(The Conversation) – Most Muslims celebrate the birth of the Prophet Muhammad on the 12th day of the third month of the Islamic calendar, Rabi’ al-awaal – which begins on the evening of October 7, 2022. Muslims see the celebration, called Mawlid al- Nabi or simply the Mawlid, like many other Islamic celebrations: as a sign of respect and adoration of Muhammad, whom they believe to be the messenger of God.
According to Muslim tradition, Muhammad was a righteous man born around 570 AD, whom God appointed as his last prophet. He memorized God’s message and recited it. Later verses were written down to preserve the text – what is now the Quran.
Most Muslim-majority countries, from Pakistan to Malaysia to Sudan, commemorate the Prophet’s birthday every year. The most colorful celebrations take place in Egypt, with Sufi dhikr poetry commemorating the prophet, games, toys and colorful sweets given to children.
Still, not all Muslims will mark the holiday. In a few countries, like Saudi Arabia, it’s like any other day. The focus of my research is on how Muslim societies relate to their faith, including their sense of social justice and their expectations of governments. While most Muslim countries encourage commemoration of the Mawlid, the reverse is true in communities shaped by the ultra-conservative Wahhabi Islamic school, whose global influence has rapidly expanded in recent decades.
The Wahhabi movement was started in 1744 by Muhamed Ibn Abdel Wahab, a religious scholar and reformer in what is now Saudi Arabia. Muhamed Ibn Saud, a political leader considered the founder of the Saud dynasty, legitimized his authority by soliciting the religious opinions of Ibn Abdel Wahab. Ibn Saud was eager to wrest more power from the Ottoman Empire, which controlled much of the peninsula at the time.
Since then, Wahhabism has spread throughout the Muslim world in countries such as Yemen, post-Soviet states, Tunisia and Egypt, especially after the 1979 Iranian revolution, which spurred the rise of the Iran as a regional power and prompted Saudi Arabia to try to compete.
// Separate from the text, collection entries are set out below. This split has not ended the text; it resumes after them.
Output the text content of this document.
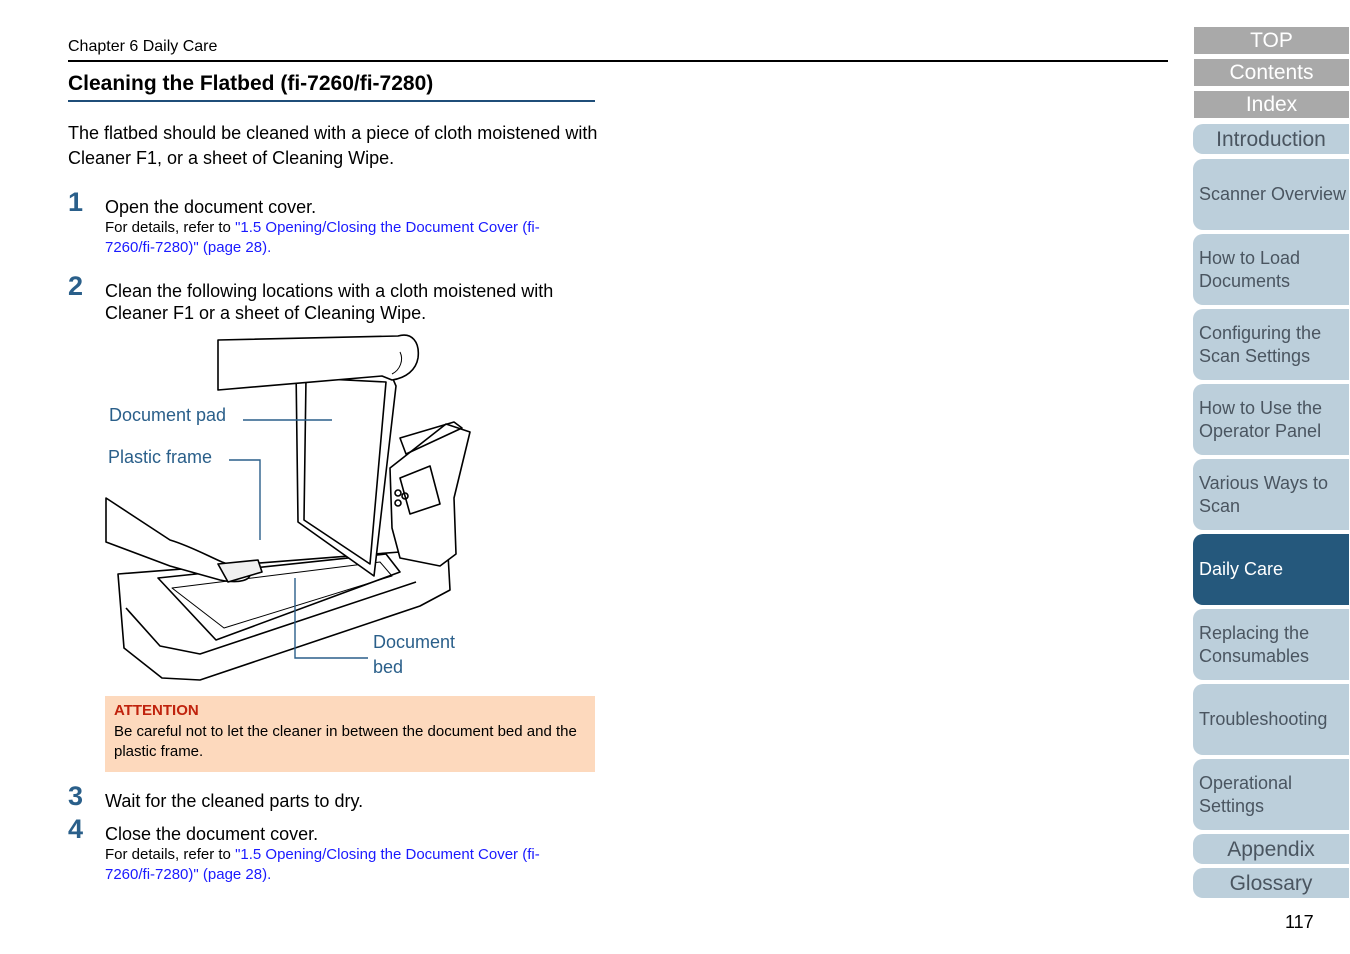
Chapter 6 Daily Care
Cleaning the Flatbed (fi-7260/fi-7280)
The flatbed should be cleaned with a piece of cloth moistened with Cleaner F1, or a sheet of Cleaning Wipe.
1 Open the document cover.
For details, refer to "1.5 Opening/Closing the Document Cover (fi-7260/fi-7280)" (page 28).
2 Clean the following locations with a cloth moistened with Cleaner F1 or a sheet of Cleaning Wipe.
Document pad
Plastic frame
Document
bed
ATTENTION
Be careful not to let the cleaner in between the document bed and the plastic frame.
3 Wait for the cleaned parts to dry.
4 Close the document cover.
For details, refer to "1.5 Opening/Closing the Document Cover (fi-7260/fi-7280)" (page 28).
TOP
Contents
Index
Introduction
Scanner Overview
How to Load Documents
Configuring the Scan Settings
How to Use the Operator Panel
Various Ways to Scan
Daily Care
Replacing the Consumables
Troubleshooting
Operational Settings
Appendix
Glossary
117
An austere school of Islam, Wahhabism often encourages the literal interpretation of the Quran and is particularly wary of any practice it considers idolatry. For example, Saudi authorities have cracked down on worship at the tombs of saints and completely razed some holy sites. In extreme cases, the Salafists – a school related to Islam – claimed that the relics and statues of ancient Egypt should be destroyed. In Saudi Arabia, religious police, called mutaween, guard the Prophet’s burial site in Medina during pilgrimage seasons to prevent visitors from touching it or praying near it.
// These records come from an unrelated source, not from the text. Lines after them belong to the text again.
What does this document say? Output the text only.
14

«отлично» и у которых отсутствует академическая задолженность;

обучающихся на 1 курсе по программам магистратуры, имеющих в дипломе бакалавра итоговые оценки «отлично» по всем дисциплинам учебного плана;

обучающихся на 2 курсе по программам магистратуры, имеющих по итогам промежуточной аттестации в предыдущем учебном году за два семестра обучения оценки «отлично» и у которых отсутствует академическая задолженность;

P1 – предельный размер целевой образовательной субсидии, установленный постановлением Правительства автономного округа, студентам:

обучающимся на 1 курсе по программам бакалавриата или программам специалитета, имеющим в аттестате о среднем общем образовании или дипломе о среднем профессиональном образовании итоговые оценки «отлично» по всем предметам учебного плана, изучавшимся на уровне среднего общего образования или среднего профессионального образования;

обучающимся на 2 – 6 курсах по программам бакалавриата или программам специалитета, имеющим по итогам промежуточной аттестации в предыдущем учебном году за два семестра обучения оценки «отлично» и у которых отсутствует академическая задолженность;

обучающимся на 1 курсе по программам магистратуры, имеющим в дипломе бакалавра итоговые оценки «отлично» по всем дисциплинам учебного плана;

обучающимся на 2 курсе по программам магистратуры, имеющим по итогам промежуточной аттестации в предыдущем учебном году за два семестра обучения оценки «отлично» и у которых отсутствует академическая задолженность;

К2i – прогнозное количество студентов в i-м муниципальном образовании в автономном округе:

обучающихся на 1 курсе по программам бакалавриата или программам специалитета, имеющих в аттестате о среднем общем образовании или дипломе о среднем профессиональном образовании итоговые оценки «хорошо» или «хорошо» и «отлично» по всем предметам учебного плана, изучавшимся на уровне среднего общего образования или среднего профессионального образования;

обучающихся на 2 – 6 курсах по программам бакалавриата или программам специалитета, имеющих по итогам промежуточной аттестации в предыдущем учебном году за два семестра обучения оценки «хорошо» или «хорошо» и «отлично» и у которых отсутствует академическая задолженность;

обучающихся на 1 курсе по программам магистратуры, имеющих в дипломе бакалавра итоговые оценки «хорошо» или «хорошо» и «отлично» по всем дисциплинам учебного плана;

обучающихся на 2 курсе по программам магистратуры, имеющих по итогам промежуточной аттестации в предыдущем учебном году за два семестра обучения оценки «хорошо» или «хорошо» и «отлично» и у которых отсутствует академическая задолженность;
Conservatives disapprove of worshiping the prophet. Wahhabi Puritans consider the Mawlid a heretic, citing a saying of the Prophet, called a hadith: All heresy is misguidance, and all misguidance will end in hell. The word for “heresy” here, “bid’ah,” is often used to condemn Muslim practices considered innovations, such as the celebration of the Prophet’s birthday.
Celebrate with admiration
Critics of Wahhabism argue that it compromises people’s relationship with God by cutting off instinctual human behavior, such as wanting to honor a prophet.
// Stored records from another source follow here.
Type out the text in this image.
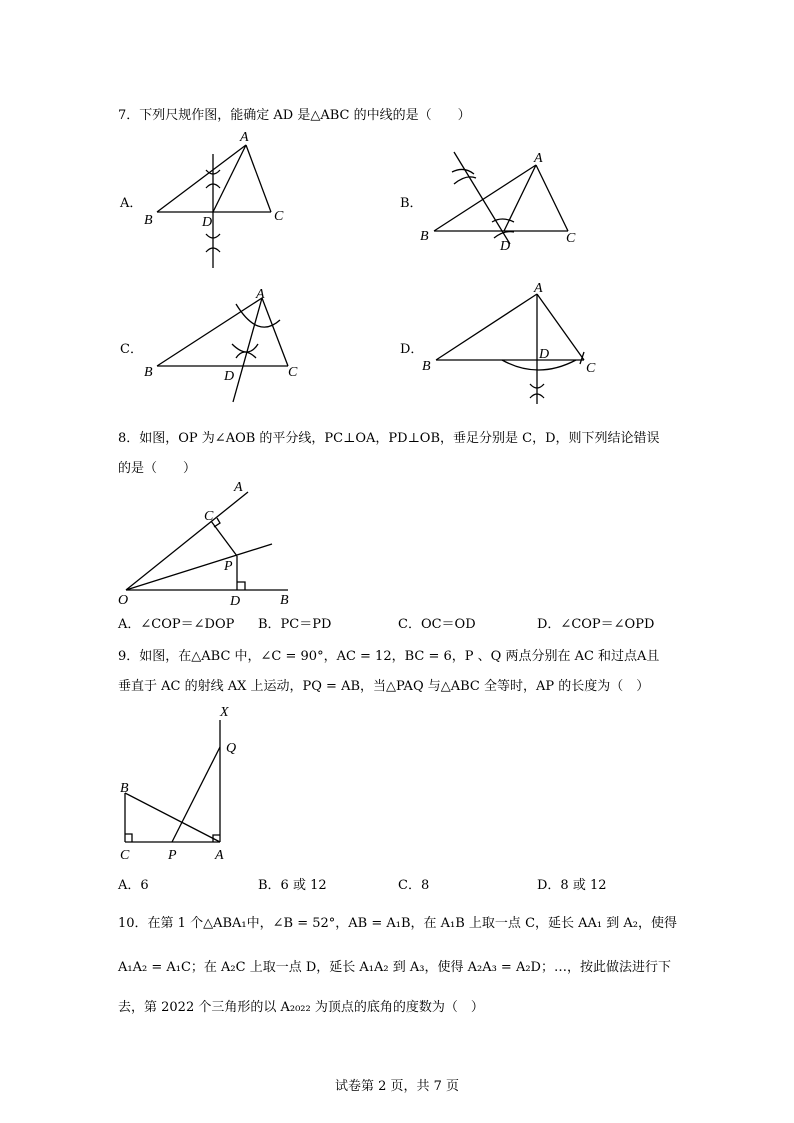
7．下列尺规作图，能确定 AD 是△ABC 的中线的是（　　）
A．
A
B	D	C
B．
A
B
D
C
C．
A
B	D	C
D．
A
B
D
C
8．如图，OP 为∠AOB 的平分线，PC⊥OA，PD⊥OB，垂足分别是 C，D，则下列结论错误
的是（　　）
A
C
P
O	D	B
A．∠COP＝∠DOP B．PC＝PD	C．OC＝OD	D．∠COP＝∠OPD
9．如图，在△ABC 中，∠C = 90°，AC = 12，BC = 6，P 、Q 两点分别在 AC 和过点A且
垂直于 AC 的射线 AX 上运动，PQ = AB，当△PAQ 与△ABC 全等时，AP 的长度为（　）
X
Q
B
C	P	A
A．6	B．6 或 12	C．8	D．8 或 12
10．在第 1 个△ABA₁中，∠B = 52°，AB = A₁B，在 A₁B 上取一点 C，延长 AA₁ 到 A₂，使得
A₁A₂ = A₁C；在 A₂C 上取一点 D，延长 A₁A₂ 到 A₃，使得 A₂A₃ = A₂D；…，按此做法进行下
去，第 2022 个三角形的以 A₂₀₂₂ 为顶点的底角的度数为（　）
试卷第 2 页，共 7 页
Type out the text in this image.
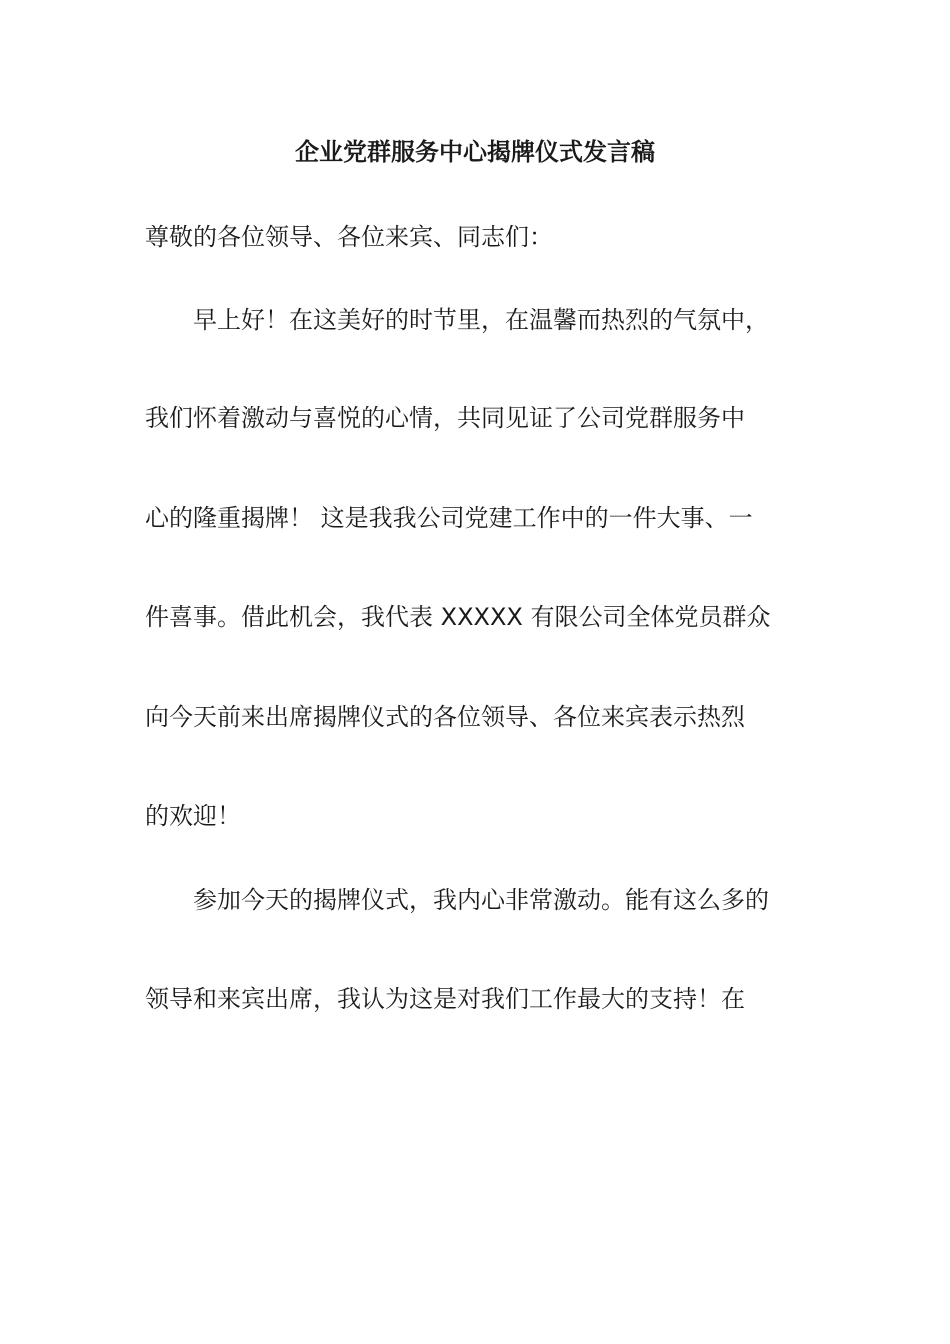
企业党群服务中心揭牌仪式发言稿
尊敬的各位领导、各位来宾、同志们：
早上好！在这美好的时节里，在温馨而热烈的气氛中，
我们怀着激动与喜悦的心情，共同见证了公司党群服务中
心的隆重揭牌！ 这是我我公司党建工作中的一件大事、一
件喜事。借此机会，我代表 XXXXX 有限公司全体党员群众
向今天前来出席揭牌仪式的各位领导、各位来宾表示热烈
的欢迎！
参加今天的揭牌仪式，我内心非常激动。能有这么多的
领导和来宾出席，我认为这是对我们工作最大的支持！在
Contrary to the literal and conservative emphasis on the Oneness of God, which Wahhabis insist on, most Muslims observe the Prophet’s birthday as a sign of love, respect and awe.
Mawlid is celebrated in many ways and forms in the Muslim world, whether observed quietly while fasting and reading the Quran, or by children dressing up in bright colors and obtaining a small horse or sugar doll. The practices vary, but all they express are the admirable qualities of the prophet and how dear he is to his followers.
(Deina Abdelkader is an associate professor of political science at UMass Lowell. The views expressed in this commentary do not necessarily reflect those of Religion News Service.)